Light on fog-banks often presents peculiar and beautiful illusions. The writer remembers having seen a whole town apparently wrapped in flames, the effect being produced by the lights from many windows shining through a light mist that was curling and twisting before a light breeze. Similar causes produce the peculiar halos and mock-suns and mock-moons not infrequently seen in the sky. These, and the beautiful rainbow, all depend upon the reflection and refraction of light in passing through vapor masses. These curious spectacles once had no little terror for the ignorant and superstitious. Shakespeare doubtless alludes to some such case in the dialogue between Hubert and King John, making Hubert narrate an exaggerated version of the facts, as the superstitiously inclined rabble reported it:
Hubert.—“My lord, they say five moons were seen to-night;
Four fixed; and the fifth did whirl about
The other four with wondrous motion.”
King John.—“Five moons?”
Hubert.—“Old men and beldams in the streets
Do prophecy upon it dangerously;
Young Arthur’s death is common in their mouths.”
Sometimes an appearance more terrifying to the uninitiated is seen. The traveler in Germany may hear strange myths of specters that frequent the mountains. It was long said that spirits dwelt on the summit of the Matterhorn.

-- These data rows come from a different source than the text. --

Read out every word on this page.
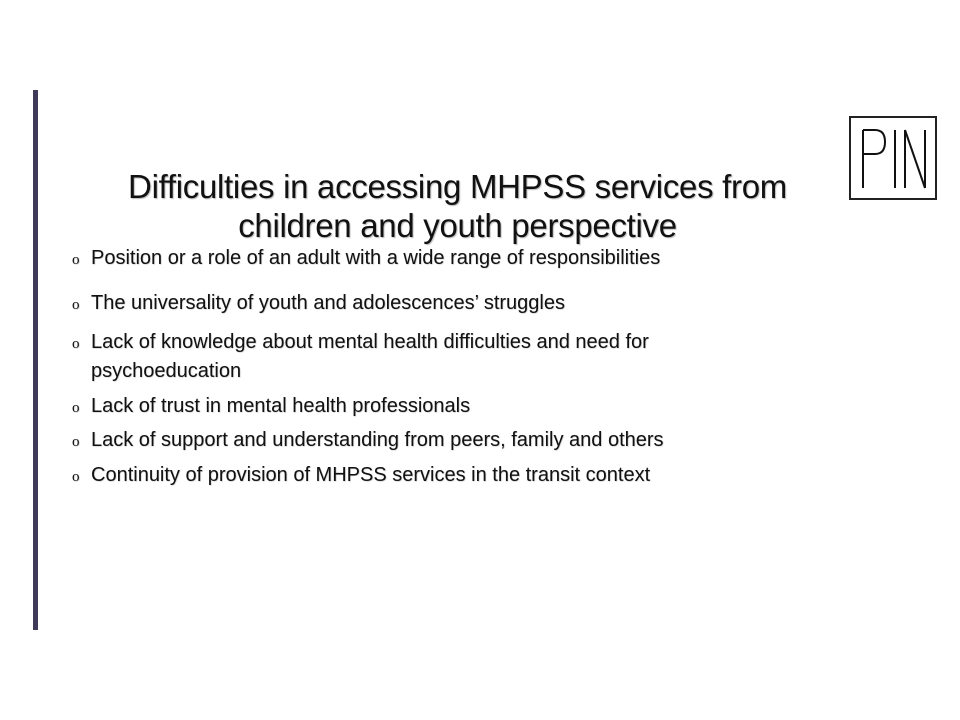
Difficulties in accessing MHPSS services from
children and youth perspective
o Position or a role of an adult with a wide range of responsibilities
o The universality of youth and adolescences’ struggles
o Lack of knowledge about mental health difficulties and need for
psychoeducation
o Lack of trust in mental health professionals
o Lack of support and understanding from peers, family and others
o Continuity of provision of MHPSS services in the transit context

Gigantic phantoms roamed the Harz Mountains. One of the best known of all these apparitions is the famous “Specter of the Brocken.” The wanderer on the lonely height at sunrise may see upon a neighboring summit a gigantic shadowy figure, moving about, and mimicking every motion of the traveler. Of course, it is but his shadow on a neighboring fog-bank; but the solution remained a mystery long enough to terrify many a simple peasant into needless invocations of the saints. But similar appearances are occasionally observable in many localities. The Spaniard Ulloa records that on the mountain Pambamarca, in Peru, he saw his shadow on the cloud surrounded by three complete circular rainbows. The same peculiarity has been frequently noticed elsewhere, but never on so grand a scale. We find no peculiar myths concerning halos in general, it being generally considered that they announce the approach of rain; and the fog-bank is of no especial danger save to the seaman, or the traveler overtaken and blinded by one in mountain fastnesses; though their depressing influence has led one writer to exclaim:
“Fly, fly, profane fogs! fly hence far away,
Taint not the pure springs of the springing day
With your dull influence; it is for you
To sit and scowl upon night’s heavy brow.”